Despite that, I need a practical answer.  I need action steps.  A path to take.  Something beyond, “Wait, because it’s in the Bible.”  To me, that answer for any problem in life is useless.  It gives nothing of value, at least not to me.  Nevertheless here’s what I wound up doing, looking up the definition of wait.

Here’s what I found: Wait - to stay, to serve or attend to (like a waiter in a restaurant or nurse), to patiently anticipate, to look forward to eagerly, and to be available or in readiness. 

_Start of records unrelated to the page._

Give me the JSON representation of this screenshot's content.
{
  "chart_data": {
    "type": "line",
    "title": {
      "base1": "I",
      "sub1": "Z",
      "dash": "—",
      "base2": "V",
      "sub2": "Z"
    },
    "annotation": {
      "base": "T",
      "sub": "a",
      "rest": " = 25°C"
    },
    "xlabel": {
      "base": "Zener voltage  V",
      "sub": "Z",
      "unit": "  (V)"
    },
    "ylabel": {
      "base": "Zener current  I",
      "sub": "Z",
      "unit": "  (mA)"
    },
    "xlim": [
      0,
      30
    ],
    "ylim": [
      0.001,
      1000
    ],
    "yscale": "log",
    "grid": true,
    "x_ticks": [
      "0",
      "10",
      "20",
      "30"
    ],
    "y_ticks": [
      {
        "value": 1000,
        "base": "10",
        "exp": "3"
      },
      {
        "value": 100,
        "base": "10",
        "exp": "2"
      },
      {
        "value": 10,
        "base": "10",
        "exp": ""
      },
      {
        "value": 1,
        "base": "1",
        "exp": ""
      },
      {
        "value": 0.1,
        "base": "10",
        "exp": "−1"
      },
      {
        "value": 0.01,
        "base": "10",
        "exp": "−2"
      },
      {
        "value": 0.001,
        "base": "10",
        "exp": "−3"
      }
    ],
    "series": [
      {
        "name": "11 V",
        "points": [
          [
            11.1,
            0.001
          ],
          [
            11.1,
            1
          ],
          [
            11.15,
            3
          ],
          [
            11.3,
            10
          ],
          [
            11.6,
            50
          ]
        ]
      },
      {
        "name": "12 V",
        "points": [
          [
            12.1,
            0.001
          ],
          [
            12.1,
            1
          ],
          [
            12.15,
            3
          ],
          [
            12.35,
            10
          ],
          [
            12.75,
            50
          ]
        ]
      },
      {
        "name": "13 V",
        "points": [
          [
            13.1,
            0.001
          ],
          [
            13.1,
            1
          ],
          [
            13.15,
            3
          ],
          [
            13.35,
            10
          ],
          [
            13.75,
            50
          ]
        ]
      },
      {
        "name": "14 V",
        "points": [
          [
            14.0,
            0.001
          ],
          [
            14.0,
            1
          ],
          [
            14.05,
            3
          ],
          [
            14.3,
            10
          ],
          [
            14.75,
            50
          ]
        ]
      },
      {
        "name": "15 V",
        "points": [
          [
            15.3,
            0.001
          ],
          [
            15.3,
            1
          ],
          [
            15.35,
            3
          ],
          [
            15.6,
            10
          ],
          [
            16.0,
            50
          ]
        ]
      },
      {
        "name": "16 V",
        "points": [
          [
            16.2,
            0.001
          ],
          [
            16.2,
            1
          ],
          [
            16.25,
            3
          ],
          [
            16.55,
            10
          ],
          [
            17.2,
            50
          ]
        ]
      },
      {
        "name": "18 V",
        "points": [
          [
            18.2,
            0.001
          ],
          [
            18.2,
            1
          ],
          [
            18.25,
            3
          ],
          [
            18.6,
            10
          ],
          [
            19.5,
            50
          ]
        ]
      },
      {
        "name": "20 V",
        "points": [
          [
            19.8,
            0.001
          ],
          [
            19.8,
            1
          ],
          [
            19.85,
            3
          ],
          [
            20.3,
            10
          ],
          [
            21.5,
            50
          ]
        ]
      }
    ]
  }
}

The ones that caught me were “to patiently anticipate” and “to be available or in readiness.”

Now some of you may look at that and prefer the word wait. To patiently anticipate is no better of an explanation.  I get that.  It’s just a word thing for me.  There’s more action involved in anticipation for me than waiting.  I really like the action part, the one that gives some sort of movement. Let's look at this verse. 

Psalm 130:5 says, “I wait for the Lord, my soul waits, and in his word I put my hope.”

It really is a great verse. Wait on the Lord, and put our hope in his Word. But it doesn’t say too much to me. Consider this paraphrase with me 
  • I patiently anticipate the Lord, my soul stands in readiness, and in him all my expectations are centered. 
So my conclusion is this.  To wait on the Lord is to patiently anticipate his calling us to action.  It is searching for Him.  It is be ready to go when he says go and stop when he says stop.  Waiting is the antithesis of laziness and idleness.  Waiting is expecting.  

So now, when the Lord tells me to wait I know, Waiting = Patiently Anticipate in Readiness.